I'm very good at not talking about what's really going on. In fact, if you ever read any of my older posts you'll see that I mostly expound on frivolous things and the only time I ever come close to laying it all out on the line is when I'm high on Vicodin or rolling with the Xanax. Usually I'd rather talk about something else. Anything else. It doesn't even have to be something happy or positive so long as it's not momentous. John, on the other hand, is a blabber. John will tell anyone and everyone anything. No really. He will. Just ask him he'll be happy to tell you. Now don't get me wrong, I think it's great. In the beginning of our relationship it irritated the piss out of me and was the source of many a tantrum. But I've come to realize that his way is the healthier way. It's cathartic for him. Not so great for the person who has to listen to it, but it makes him feel better. We've also come to the understanding that he's the one who tells my parents everything and with the caveat that they are to ask me no questions. This makes them feel in the loop and releases me from any parental guilt. And what is guilt, people? Why, it's anger in disguise. And that is so not me.
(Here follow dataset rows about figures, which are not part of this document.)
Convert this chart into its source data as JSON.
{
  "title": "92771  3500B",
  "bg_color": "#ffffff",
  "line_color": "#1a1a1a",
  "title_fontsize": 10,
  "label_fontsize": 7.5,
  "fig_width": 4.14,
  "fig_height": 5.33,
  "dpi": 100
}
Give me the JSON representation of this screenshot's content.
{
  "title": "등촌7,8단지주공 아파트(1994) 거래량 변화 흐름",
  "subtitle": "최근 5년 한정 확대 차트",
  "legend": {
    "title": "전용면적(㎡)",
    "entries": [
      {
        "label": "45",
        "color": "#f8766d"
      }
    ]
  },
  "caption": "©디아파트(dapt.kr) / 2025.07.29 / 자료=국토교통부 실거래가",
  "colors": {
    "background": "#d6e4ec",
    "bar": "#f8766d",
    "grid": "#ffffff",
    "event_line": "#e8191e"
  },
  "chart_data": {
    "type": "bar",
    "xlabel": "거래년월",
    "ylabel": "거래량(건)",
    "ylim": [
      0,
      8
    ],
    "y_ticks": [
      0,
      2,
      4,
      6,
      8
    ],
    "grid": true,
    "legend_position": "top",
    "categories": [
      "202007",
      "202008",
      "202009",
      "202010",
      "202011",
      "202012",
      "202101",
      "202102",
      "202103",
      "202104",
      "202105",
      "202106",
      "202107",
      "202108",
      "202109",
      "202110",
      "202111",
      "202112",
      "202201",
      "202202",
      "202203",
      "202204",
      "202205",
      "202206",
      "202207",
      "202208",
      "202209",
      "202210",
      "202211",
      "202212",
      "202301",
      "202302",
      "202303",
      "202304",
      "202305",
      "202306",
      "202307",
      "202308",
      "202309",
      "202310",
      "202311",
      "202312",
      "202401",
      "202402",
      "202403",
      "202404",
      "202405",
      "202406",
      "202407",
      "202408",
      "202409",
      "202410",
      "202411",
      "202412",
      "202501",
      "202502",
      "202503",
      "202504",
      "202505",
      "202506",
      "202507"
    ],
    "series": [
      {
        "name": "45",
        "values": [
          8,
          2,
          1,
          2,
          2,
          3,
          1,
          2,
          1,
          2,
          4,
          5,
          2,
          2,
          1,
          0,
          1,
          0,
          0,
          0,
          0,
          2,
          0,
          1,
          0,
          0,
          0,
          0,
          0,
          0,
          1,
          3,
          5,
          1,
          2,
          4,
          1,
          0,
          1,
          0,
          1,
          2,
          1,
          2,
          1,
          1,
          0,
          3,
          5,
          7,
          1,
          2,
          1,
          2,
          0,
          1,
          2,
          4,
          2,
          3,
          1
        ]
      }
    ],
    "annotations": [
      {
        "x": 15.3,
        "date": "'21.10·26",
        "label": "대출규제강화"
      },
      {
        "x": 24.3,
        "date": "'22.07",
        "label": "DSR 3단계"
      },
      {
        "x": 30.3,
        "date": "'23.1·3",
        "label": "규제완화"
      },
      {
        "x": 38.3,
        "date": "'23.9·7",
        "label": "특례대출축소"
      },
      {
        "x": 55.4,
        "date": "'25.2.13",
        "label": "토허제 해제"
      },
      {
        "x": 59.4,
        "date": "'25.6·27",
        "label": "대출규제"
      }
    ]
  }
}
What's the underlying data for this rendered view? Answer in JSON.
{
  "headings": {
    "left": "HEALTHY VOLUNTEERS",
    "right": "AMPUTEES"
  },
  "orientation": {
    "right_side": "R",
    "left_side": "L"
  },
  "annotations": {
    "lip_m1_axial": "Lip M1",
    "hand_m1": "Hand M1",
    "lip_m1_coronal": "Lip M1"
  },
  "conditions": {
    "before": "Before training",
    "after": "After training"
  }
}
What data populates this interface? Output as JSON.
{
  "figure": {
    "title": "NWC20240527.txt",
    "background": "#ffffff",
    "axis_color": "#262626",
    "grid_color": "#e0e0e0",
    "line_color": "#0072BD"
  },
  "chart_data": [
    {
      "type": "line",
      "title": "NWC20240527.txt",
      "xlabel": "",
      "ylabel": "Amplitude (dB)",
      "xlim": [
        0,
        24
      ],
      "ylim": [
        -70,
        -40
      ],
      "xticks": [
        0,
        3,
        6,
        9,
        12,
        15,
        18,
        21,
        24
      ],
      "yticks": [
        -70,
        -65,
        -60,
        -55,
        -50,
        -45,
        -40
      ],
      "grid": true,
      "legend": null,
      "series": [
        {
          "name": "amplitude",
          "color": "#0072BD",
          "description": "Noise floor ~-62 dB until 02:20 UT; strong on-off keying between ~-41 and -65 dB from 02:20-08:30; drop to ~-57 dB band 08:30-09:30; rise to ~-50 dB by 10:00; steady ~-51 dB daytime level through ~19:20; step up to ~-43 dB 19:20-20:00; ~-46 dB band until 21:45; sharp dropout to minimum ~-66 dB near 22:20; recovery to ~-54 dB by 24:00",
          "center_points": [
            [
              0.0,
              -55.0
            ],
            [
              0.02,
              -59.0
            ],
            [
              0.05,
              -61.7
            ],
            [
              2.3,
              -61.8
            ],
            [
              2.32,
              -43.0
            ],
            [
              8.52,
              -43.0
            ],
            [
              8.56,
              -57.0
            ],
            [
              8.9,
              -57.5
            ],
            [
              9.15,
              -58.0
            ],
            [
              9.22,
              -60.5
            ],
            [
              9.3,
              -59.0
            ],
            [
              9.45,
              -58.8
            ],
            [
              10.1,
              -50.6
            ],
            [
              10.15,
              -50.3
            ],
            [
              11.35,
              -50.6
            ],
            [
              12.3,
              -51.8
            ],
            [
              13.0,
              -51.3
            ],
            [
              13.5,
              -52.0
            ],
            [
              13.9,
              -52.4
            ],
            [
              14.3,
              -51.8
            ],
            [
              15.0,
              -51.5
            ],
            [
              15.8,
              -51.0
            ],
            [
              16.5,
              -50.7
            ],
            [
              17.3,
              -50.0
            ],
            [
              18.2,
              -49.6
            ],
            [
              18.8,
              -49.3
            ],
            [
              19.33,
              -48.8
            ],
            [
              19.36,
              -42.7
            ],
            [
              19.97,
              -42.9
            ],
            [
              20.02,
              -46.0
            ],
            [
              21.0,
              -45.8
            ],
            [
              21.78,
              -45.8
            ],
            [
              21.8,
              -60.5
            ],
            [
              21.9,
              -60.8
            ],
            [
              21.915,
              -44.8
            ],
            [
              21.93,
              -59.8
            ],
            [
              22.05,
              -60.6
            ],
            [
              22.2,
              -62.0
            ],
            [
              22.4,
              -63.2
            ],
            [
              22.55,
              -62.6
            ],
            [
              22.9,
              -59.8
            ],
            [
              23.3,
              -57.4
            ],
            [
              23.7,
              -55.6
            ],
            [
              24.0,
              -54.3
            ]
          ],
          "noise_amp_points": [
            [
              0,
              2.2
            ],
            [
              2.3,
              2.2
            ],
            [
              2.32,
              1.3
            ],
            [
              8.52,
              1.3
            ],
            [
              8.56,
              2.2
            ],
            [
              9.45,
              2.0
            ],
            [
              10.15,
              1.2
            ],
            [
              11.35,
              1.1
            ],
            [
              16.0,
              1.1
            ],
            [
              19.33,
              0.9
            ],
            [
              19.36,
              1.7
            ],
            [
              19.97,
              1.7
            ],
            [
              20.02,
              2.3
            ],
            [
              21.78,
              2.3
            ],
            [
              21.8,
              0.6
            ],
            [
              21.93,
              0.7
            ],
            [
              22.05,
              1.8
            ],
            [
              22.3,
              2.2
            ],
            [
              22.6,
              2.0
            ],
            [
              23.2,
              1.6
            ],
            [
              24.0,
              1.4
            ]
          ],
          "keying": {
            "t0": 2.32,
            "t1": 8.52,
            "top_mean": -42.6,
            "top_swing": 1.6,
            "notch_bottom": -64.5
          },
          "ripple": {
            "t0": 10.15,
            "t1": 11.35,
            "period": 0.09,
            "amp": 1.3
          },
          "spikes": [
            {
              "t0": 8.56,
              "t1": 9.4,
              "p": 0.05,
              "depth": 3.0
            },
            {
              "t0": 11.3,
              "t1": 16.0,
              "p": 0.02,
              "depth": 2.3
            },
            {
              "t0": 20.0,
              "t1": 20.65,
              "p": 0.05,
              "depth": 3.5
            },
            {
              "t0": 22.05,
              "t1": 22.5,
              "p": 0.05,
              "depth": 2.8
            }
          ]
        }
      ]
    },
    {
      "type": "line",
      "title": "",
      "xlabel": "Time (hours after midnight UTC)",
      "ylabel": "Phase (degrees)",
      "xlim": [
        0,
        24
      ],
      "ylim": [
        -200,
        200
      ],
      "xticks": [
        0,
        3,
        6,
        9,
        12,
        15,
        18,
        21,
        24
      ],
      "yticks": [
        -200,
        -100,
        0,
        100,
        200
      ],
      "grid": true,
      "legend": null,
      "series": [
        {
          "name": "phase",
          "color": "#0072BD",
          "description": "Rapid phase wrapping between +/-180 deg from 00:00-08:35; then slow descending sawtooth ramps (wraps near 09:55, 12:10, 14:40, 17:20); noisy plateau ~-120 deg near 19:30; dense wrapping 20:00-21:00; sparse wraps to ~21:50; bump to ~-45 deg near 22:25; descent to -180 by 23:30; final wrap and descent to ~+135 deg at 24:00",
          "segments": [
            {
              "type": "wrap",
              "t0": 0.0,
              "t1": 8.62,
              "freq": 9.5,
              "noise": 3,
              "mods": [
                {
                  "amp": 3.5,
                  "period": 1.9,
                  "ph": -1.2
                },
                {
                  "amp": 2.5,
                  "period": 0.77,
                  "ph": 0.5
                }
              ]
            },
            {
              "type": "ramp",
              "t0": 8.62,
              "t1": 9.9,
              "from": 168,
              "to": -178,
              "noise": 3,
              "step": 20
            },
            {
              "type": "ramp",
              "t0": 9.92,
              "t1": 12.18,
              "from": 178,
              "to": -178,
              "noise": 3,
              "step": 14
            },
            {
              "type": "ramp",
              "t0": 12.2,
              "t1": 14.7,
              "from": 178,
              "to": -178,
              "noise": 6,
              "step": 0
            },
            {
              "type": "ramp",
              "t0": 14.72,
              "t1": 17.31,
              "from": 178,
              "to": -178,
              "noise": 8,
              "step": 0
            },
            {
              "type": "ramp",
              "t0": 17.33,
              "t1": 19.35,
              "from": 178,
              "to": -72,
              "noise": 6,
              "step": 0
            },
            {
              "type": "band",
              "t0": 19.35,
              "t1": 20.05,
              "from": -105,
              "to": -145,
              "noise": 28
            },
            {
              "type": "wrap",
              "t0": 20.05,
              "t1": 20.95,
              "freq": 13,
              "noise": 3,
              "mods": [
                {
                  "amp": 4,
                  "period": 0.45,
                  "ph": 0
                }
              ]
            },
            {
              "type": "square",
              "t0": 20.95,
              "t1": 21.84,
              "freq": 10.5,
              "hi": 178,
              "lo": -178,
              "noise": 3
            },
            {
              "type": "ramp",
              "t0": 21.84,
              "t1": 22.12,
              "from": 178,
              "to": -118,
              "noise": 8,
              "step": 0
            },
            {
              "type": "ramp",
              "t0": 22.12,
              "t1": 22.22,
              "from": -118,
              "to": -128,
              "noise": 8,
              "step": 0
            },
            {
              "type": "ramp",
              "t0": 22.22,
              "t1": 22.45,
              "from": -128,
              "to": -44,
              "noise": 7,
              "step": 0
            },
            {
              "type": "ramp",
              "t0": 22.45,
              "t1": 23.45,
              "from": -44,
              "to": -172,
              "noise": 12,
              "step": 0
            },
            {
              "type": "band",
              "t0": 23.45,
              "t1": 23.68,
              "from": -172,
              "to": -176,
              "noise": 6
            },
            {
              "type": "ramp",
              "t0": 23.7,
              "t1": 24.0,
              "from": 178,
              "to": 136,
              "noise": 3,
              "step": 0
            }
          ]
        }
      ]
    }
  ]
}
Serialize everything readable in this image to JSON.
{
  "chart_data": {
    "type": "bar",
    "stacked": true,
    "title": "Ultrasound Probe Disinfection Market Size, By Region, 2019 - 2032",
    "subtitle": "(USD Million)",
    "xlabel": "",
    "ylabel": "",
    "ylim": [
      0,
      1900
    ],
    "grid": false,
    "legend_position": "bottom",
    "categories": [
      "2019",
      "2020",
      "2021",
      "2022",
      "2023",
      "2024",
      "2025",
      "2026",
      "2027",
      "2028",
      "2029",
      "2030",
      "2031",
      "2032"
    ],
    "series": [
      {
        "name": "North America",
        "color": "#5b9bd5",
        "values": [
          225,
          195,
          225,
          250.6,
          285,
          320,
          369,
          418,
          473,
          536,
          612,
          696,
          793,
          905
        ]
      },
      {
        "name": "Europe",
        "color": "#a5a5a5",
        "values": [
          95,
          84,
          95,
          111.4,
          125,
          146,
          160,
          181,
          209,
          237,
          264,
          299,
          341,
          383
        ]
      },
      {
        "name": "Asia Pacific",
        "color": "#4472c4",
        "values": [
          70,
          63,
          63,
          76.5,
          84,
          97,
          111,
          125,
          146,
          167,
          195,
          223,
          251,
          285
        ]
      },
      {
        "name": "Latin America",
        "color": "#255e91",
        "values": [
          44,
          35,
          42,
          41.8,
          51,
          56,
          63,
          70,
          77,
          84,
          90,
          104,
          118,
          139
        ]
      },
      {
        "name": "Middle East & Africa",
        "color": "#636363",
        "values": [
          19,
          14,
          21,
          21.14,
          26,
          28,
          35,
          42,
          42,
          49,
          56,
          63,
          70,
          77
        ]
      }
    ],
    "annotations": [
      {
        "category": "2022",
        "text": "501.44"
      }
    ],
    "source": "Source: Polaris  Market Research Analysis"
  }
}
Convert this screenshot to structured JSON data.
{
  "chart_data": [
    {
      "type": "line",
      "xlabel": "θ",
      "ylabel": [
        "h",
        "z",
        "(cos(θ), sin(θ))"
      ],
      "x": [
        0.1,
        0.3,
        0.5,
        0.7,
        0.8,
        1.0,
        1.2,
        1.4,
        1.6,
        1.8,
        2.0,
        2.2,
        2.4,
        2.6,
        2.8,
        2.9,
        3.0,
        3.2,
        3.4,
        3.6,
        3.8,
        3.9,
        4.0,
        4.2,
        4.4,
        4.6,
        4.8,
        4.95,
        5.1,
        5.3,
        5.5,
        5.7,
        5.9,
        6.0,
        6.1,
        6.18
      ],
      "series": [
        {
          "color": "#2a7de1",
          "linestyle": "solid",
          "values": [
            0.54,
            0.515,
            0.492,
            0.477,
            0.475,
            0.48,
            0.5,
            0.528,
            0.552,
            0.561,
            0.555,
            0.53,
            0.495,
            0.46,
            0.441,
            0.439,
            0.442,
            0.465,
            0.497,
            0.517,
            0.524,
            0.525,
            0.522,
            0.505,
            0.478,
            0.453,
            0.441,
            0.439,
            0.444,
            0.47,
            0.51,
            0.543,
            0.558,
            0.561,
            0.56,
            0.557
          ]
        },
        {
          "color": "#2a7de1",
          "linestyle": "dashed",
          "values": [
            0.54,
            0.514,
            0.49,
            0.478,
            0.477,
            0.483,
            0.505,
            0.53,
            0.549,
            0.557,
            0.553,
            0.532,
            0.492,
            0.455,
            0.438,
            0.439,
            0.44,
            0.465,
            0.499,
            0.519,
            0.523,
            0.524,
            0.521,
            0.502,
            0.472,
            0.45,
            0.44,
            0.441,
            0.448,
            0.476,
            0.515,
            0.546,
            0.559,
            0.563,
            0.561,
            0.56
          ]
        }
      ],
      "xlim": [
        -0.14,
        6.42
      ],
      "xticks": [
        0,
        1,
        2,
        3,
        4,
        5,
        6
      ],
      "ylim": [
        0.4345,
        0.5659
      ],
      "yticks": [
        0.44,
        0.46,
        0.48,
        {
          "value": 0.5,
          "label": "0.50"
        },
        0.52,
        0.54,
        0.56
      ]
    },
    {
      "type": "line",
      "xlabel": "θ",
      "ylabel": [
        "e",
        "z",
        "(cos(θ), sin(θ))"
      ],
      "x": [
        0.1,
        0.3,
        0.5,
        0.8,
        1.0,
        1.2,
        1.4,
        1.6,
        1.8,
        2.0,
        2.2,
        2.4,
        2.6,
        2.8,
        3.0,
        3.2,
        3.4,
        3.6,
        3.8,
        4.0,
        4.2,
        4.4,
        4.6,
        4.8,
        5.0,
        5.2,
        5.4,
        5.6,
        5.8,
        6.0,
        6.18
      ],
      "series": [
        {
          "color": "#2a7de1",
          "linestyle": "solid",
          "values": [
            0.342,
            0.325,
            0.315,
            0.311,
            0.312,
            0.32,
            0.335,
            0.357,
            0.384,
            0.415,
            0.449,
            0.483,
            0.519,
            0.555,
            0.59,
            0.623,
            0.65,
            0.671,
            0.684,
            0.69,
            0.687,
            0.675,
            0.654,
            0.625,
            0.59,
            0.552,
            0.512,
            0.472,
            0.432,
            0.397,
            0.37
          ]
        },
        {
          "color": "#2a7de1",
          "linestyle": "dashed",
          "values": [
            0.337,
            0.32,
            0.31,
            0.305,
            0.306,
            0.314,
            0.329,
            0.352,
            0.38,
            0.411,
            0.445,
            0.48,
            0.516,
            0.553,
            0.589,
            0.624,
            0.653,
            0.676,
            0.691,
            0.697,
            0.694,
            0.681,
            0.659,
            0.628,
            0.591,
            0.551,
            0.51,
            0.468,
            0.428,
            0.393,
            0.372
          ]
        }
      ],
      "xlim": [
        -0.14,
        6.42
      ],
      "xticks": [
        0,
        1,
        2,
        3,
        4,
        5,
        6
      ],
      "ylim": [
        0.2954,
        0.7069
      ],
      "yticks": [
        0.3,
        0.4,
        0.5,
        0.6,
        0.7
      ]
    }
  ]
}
I'm more of an "anger standing on a bar stool flashing her tits" kind of gal. I like my anger obvious and unconfused.
So what is this all about? Why the blog-vomit?
This summer some pretty crazy shit's been going down. I've been seeing shadow people and our neighbor hung himself 100 feet from our front door and the weather has got me all discombobulated and now John's at the hospital because his nephew dropped a 365 pound dumbbell on his throat and very nearly died. And the only reason I'm posting any of this is to let everyone know that I just don't want to talk about it.
This stuff is happening, it's going on, but it's not mine and I don't own it and it's not my place. And for me to tell tales, no matter how fact laden my account may be... I'm sorry, it just still feels like gossip. Somehow blurting it all out lessens the severity and the emotional toll it's taken on those who actually live it.
Hey, I'm no martyr. I'm just a chick who knows precisely how shitty sadness and fear feel.